Aclaro, por si acaso, que este no es un discurso con afanes machistas.
Difícilmente, al Capitalismo le darán ganas de aplicar Justicia Social porque ésta forma parte de los beneficios que cada quien debe conseguir “a huevo” si quiere sobrevivir en una sociedad que privilegia la chispeza y el sacarle lustre a las oportunidades, por encima del trabajo asalariado o el calentamiento de un puesto seguro en el que a duras penas se respeta la antigüedad y que recompensa con dividendos de “muerto de hambre” después de algo así como 45 años de hacer la pega y entregar un tanto por ciento a las AFP.
Los gobiernos de izquierda no han tenido la menor idea de cómo equilibrar este asunto del libre mercado y su autorregulación para que los humildes y sencillos que apenas sobrepasan el sueldo mínimo tengan respaldo a sus limitaciones y sean decentemente protegidos por la tonta maquinaria del Estado. Algo que es tremendamente difícil porque todos sabemos que los chilenos somos especialistas en hacernos pasar por “humildes y sencillos” con tal de agarrar nuevas tajadas y jodernos al Estado, al vecino, al pariente o al que sea.
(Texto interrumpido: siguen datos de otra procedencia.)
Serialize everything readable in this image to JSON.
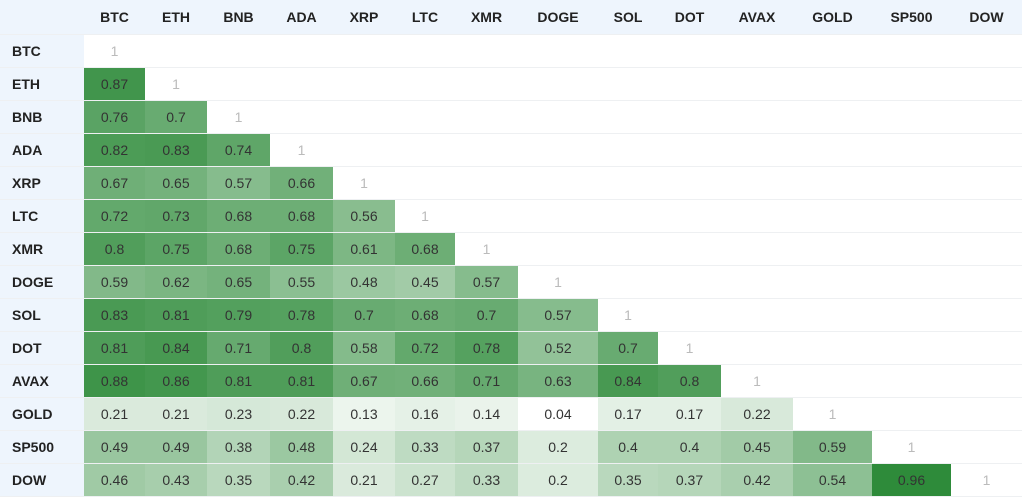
{
  "table": {
    "columns": [
      "BTC",
      "ETH",
      "BNB",
      "ADA",
      "XRP",
      "LTC",
      "XMR",
      "DOGE",
      "SOL",
      "DOT",
      "AVAX",
      "GOLD",
      "SP500",
      "DOW"
    ],
    "rows": [
      {
        "label": "BTC",
        "values": [
          1
        ]
      },
      {
        "label": "ETH",
        "values": [
          0.87,
          1
        ]
      },
      {
        "label": "BNB",
        "values": [
          0.76,
          0.7,
          1
        ]
      },
      {
        "label": "ADA",
        "values": [
          0.82,
          0.83,
          0.74,
          1
        ]
      },
      {
        "label": "XRP",
        "values": [
          0.67,
          0.65,
          0.57,
          0.66,
          1
        ]
      },
      {
        "label": "LTC",
        "values": [
          0.72,
          0.73,
          0.68,
          0.68,
          0.56,
          1
        ]
      },
      {
        "label": "XMR",
        "values": [
          0.8,
          0.75,
          0.68,
          0.75,
          0.61,
          0.68,
          1
        ]
      },
      {
        "label": "DOGE",
        "values": [
          0.59,
          0.62,
          0.65,
          0.55,
          0.48,
          0.45,
          0.57,
          1
        ]
      },
      {
        "label": "SOL",
        "values": [
          0.83,
          0.81,
          0.79,
          0.78,
          0.7,
          0.68,
          0.7,
          0.57,
          1
        ]
      },
      {
        "label": "DOT",
        "values": [
          0.81,
          0.84,
          0.71,
          0.8,
          0.58,
          0.72,
          0.78,
          0.52,
          0.7,
          1
        ]
      },
      {
        "label": "AVAX",
        "values": [
          0.88,
          0.86,
          0.81,
          0.81,
          0.67,
          0.66,
          0.71,
          0.63,
          0.84,
          0.8,
          1
        ]
      },
      {
        "label": "GOLD",
        "values": [
          0.21,
          0.21,
          0.23,
          0.22,
          0.13,
          0.16,
          0.14,
          0.04,
          0.17,
          0.17,
          0.22,
          1
        ]
      },
      {
        "label": "SP500",
        "values": [
          0.49,
          0.49,
          0.38,
          0.48,
          0.24,
          0.33,
          0.37,
          0.2,
          0.4,
          0.4,
          0.45,
          0.59,
          1
        ]
      },
      {
        "label": "DOW",
        "values": [
          0.46,
          0.43,
          0.35,
          0.42,
          0.21,
          0.27,
          0.33,
          0.2,
          0.35,
          0.37,
          0.42,
          0.54,
          0.96,
          1
        ]
      }
    ]
  }
}
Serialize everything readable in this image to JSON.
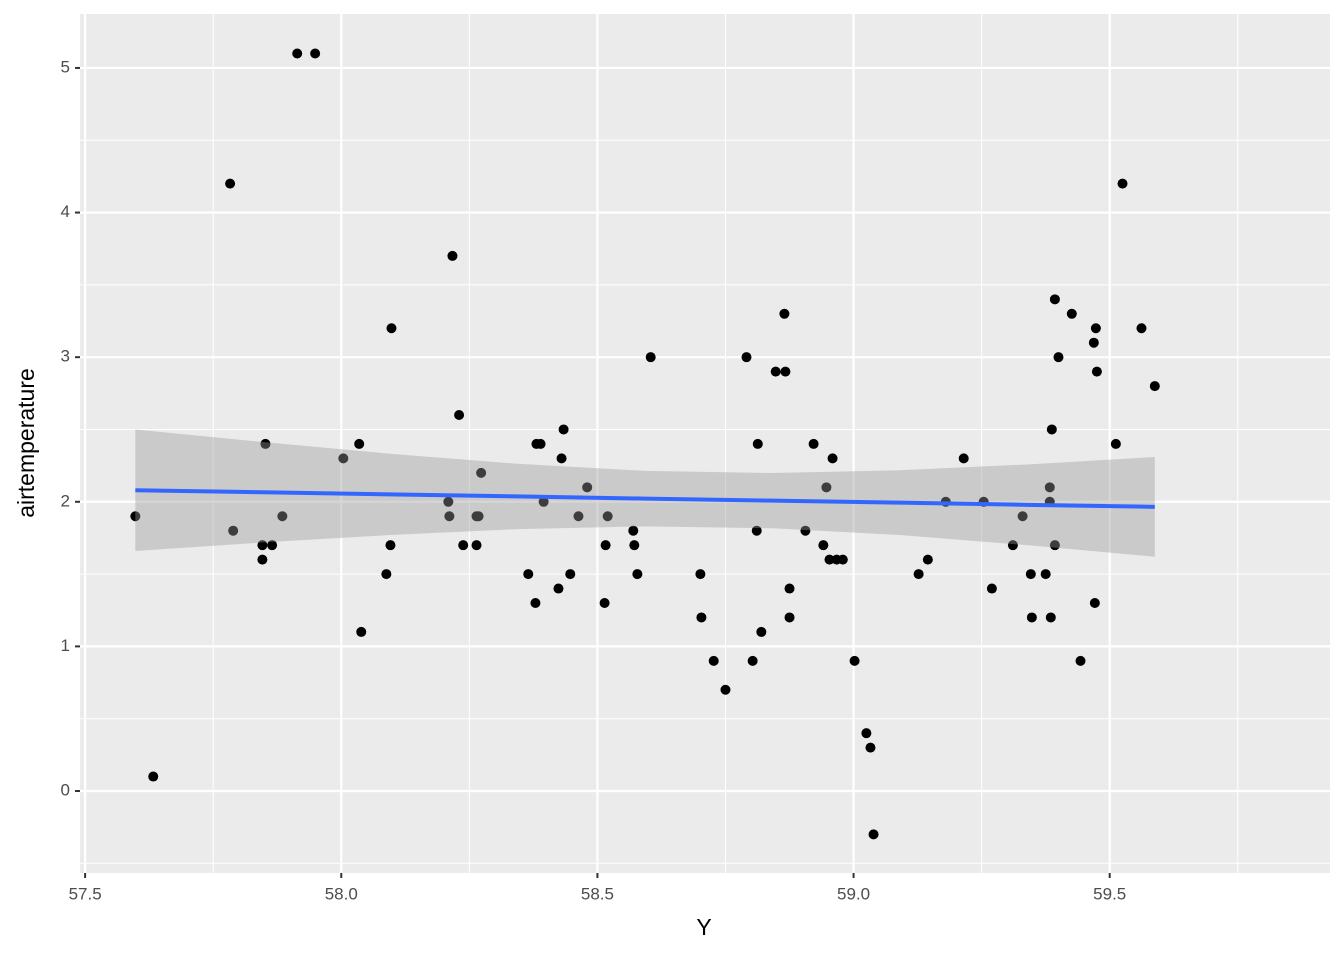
{
  "chart_data": {
    "type": "scatter",
    "x_label": "Y",
    "y_label": "airtemperature",
    "color": "#000000",
    "background": "#ebebeb",
    "grid": true,
    "xlim": [
      57.49,
      59.93
    ],
    "ylim": [
      -0.567,
      5.373
    ],
    "xticks": [
      57.5,
      {
        "value": 58.0,
        "label": "58.0"
      },
      58.5,
      {
        "value": 59.0,
        "label": "59.0"
      },
      59.5
    ],
    "yticks": [
      0,
      1,
      2,
      3,
      4,
      5
    ],
    "x_minor_ticks": [
      57.75,
      58.25,
      58.75,
      59.25,
      59.75
    ],
    "y_minor_ticks": [
      -0.5,
      0.5,
      1.5,
      2.5,
      3.5,
      4.5
    ],
    "x": [
      57.598,
      57.633,
      57.783,
      57.789,
      57.846,
      57.846,
      57.852,
      57.865,
      57.885,
      57.914,
      57.949,
      58.004,
      58.035,
      58.039,
      58.088,
      58.096,
      58.098,
      58.209,
      58.211,
      58.217,
      58.23,
      58.238,
      58.264,
      58.268,
      58.264,
      58.273,
      58.365,
      58.379,
      58.381,
      58.389,
      58.395,
      58.424,
      58.43,
      58.434,
      58.447,
      58.463,
      58.48,
      58.514,
      58.516,
      58.52,
      58.57,
      58.572,
      58.578,
      58.604,
      58.701,
      58.703,
      58.727,
      58.75,
      58.791,
      58.803,
      58.811,
      58.813,
      58.82,
      58.848,
      58.865,
      58.867,
      58.875,
      58.875,
      58.906,
      58.922,
      58.941,
      58.947,
      58.953,
      58.959,
      58.967,
      58.979,
      59.002,
      59.025,
      59.033,
      59.039,
      59.127,
      59.145,
      59.18,
      59.215,
      59.254,
      59.27,
      59.311,
      59.33,
      59.346,
      59.348,
      59.375,
      59.383,
      59.383,
      59.385,
      59.387,
      59.393,
      59.393,
      59.4,
      59.426,
      59.443,
      59.469,
      59.471,
      59.473,
      59.475,
      59.512,
      59.525,
      59.562,
      59.588
    ],
    "values": [
      1.9,
      0.1,
      4.2,
      1.8,
      1.7,
      1.6,
      2.4,
      1.7,
      1.9,
      5.1,
      5.1,
      2.3,
      2.4,
      1.1,
      1.5,
      1.7,
      3.2,
      2.0,
      1.9,
      3.7,
      2.6,
      1.7,
      1.9,
      1.9,
      1.7,
      2.2,
      1.5,
      1.3,
      2.4,
      2.4,
      2.0,
      1.4,
      2.3,
      2.5,
      1.5,
      1.9,
      2.1,
      1.3,
      1.7,
      1.9,
      1.8,
      1.7,
      1.5,
      3.0,
      1.5,
      1.2,
      0.9,
      0.7,
      3.0,
      0.9,
      1.8,
      2.4,
      1.1,
      2.9,
      3.3,
      2.9,
      1.4,
      1.2,
      1.8,
      2.4,
      1.7,
      2.1,
      1.6,
      2.3,
      1.6,
      1.6,
      0.9,
      0.4,
      0.3,
      -0.3,
      1.5,
      1.6,
      2.0,
      2.3,
      2.0,
      1.4,
      1.7,
      1.9,
      1.5,
      1.2,
      1.5,
      2.0,
      2.1,
      1.2,
      2.5,
      1.7,
      3.4,
      3.0,
      3.3,
      0.9,
      3.1,
      1.3,
      3.2,
      2.9,
      2.4,
      4.2,
      3.2,
      2.8
    ],
    "smooth": {
      "color": "#3366ff",
      "band_color": "#999999",
      "band_alpha": 0.4,
      "x": [
        57.598,
        57.847,
        58.095,
        58.344,
        58.593,
        58.842,
        59.09,
        59.339,
        59.588
      ],
      "fit": [
        2.08,
        2.066,
        2.051,
        2.037,
        2.022,
        2.008,
        1.994,
        1.979,
        1.965
      ],
      "lower": [
        1.66,
        1.719,
        1.77,
        1.811,
        1.83,
        1.817,
        1.77,
        1.7,
        1.62
      ],
      "upper": [
        2.5,
        2.413,
        2.332,
        2.263,
        2.214,
        2.199,
        2.218,
        2.258,
        2.31
      ]
    }
  }
}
Gracias a esta incompetencia generalizada del Estado y de los sucesivos gobiernos desde que se inventaron los gobiernos, no se ha logrado solucionar casi ninguna de las lacras que asolan la convivencia entre la gente ni mucho menos se ha conseguido desarrollar una forma de Justicia Social que pueda ser aplicable a todos los chilenos y por encima de las izquierdas y derechas que en su momento han estado a cargo del buque.
La incompetencia social y política de los encargados es la marea roja que lo contamina todo. Son muy pocos los candidatos que llegan a pecho descubierto y exudando vocación de servicio, y son los mismos que al poco andar, y ya sumidos hasta la cintura (del cuello) entre pantanos, tejemanejes, intrigas y contubernios, terminan por reajustar los ideales y aplicar la norma de los buenos muchachos, las conveniencias y los privilegios.

La Justicia Social es una utopía de la izquierda latinoamericana que se fue diluyendo en el caldo de sus propias falacias, desaciertos y descomposiciones. Maduro, lleva hoy el estandarte de los ineptos, de aquellos líderes inútiles e incapaces a los que se les puede entregar un país rico con recursos casi ilimitados, pero que tras un corto tiempo de gobernarlo, lo convertirán en una empresa en la quiebra y una sociedad en el caos.